La zone climatique fixe la température de base retenue au dimensionnement et pèse directement sur la puissance installée, et les données de Loisail le montrent nettement. On relève un rattachement intercommunal à CC du Pays de Mortagne-au-Perche, 88 % de propriétaires occupants, 15 diagnostics publiés par l'ADEME, en zone climatique H1a. Ces valeurs ne décident d'aucun projet à elles seules, mais elles fixent l'ordre de grandeur dans lequel un chiffrage à Loisail est crédible.
Les données publiques dessinent un gisement précis : 250 diagnostics publiés pour 1 000 résidences principales, un bassin de travaux structuré autour de CC du Pays de Mortagne-au-Perche, environ 53 logements occupés par leur propriétaire. Ce volume ne préjuge d'aucune éligibilité individuelle : il indique seulement où se concentrent, à Loisail, les situations où le scénario décrit sur cette page a le plus de chances d'être pertinent.
La part de propriétaires occupants — 88 % à Loisail — dessine le volume de projets réellement engageables à court terme sur l'installation d'une pompe à chaleur air/eau, soit environ 53 logements. Le reste du parc suppose un montage locatif, avec ses propres conditions d'éligibilité.
Ce que ce poste consomme d'assiette : 32 % du plafond applicable à Loisail pour la PAC air/eau. Traduit en aide effective, cela donne 10 080 € pris en charge au taux de 80 % (profil bleu) et 5 670 € au taux de 45 % (profil violet), le solde restant à financer.
Combien de kW de puissance calibrée exactement ? À Loisail, le logement de référence de 110 m² situé en zone H1a en compte environ 7 pour l'installation d'une pompe à chaleur air/eau. La dépense attendue s'établit dès lors entre 9 800 € et 15 400 € TTC (1 400–2 200 € l'unité), pour une assiette éligible plafonnée à 40 000 € HT.
Trois pièces décident du versement à Loisail : le devis portant un SCOP ≥ 4 à 55 °C de température de départ, l'attestation RGE de un frigoriste RGE QualiPAC et la fiche d'équilibrage hydraulique des émetteurs. Leur absence ne fait pas perdre le droit à l'aide — jusqu'à 32 000 € — mais elle en gèle le paiement.
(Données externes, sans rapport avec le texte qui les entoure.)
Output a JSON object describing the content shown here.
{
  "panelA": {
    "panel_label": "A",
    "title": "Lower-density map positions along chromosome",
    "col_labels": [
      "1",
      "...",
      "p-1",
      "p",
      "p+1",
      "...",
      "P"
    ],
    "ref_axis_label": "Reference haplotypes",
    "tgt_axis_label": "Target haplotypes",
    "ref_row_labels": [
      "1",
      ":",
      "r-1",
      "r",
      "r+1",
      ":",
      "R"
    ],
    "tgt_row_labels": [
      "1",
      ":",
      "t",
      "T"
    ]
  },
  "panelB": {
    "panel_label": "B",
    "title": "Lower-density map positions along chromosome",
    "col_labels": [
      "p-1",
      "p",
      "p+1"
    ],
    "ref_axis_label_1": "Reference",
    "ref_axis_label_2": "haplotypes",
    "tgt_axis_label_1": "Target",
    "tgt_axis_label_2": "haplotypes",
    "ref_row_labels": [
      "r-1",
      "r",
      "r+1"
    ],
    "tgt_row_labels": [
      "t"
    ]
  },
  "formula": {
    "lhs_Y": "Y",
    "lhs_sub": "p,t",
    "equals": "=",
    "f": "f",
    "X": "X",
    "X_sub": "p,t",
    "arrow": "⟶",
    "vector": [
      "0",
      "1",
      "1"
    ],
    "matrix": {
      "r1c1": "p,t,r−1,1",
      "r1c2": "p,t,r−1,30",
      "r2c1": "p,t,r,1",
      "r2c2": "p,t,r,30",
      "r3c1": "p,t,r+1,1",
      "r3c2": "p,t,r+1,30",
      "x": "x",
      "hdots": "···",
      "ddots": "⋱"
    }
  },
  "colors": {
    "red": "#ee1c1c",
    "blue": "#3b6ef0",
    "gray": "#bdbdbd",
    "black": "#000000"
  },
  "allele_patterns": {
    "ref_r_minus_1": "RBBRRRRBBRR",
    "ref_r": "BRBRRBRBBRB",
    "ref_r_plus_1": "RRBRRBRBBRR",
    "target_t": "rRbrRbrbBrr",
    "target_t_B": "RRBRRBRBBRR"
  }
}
Le palier de classes se calcule avant de signer : à Loisail, l'assiette double presque entre le scénario à deux classes (30 000 € HT) et celui à trois (40 000 € HT). Sur un poste de 12 600 € comme la PAC air/eau, cet écart justifie souvent d'ajouter un lot plutôt que de s'arrêter au minimum.
La zone climatique n'est pas un détail administratif : à Loisail, en zone H1a, la base conventionnelle retenue est de 250 kWh/m²/an. C'est elle qui fixe le retour sur investissement de l'installation d'une pompe à chaleur air/eau et qui explique qu'un même ouvrage soit prioritaire ici et secondaire dans une zone plus tempérée.
Base ADEME : 15 diagnostics enregistrés à Loisail, soit un taux de 250 pour 1 000 logements. Plus ce taux est élevé, plus la demande adressée à un frigoriste RGE QualiPAC est soutenue — et plus il faut anticiper la réservation d'un créneau pour l'installation d'une pompe à chaleur air/eau (deux à quatre jours).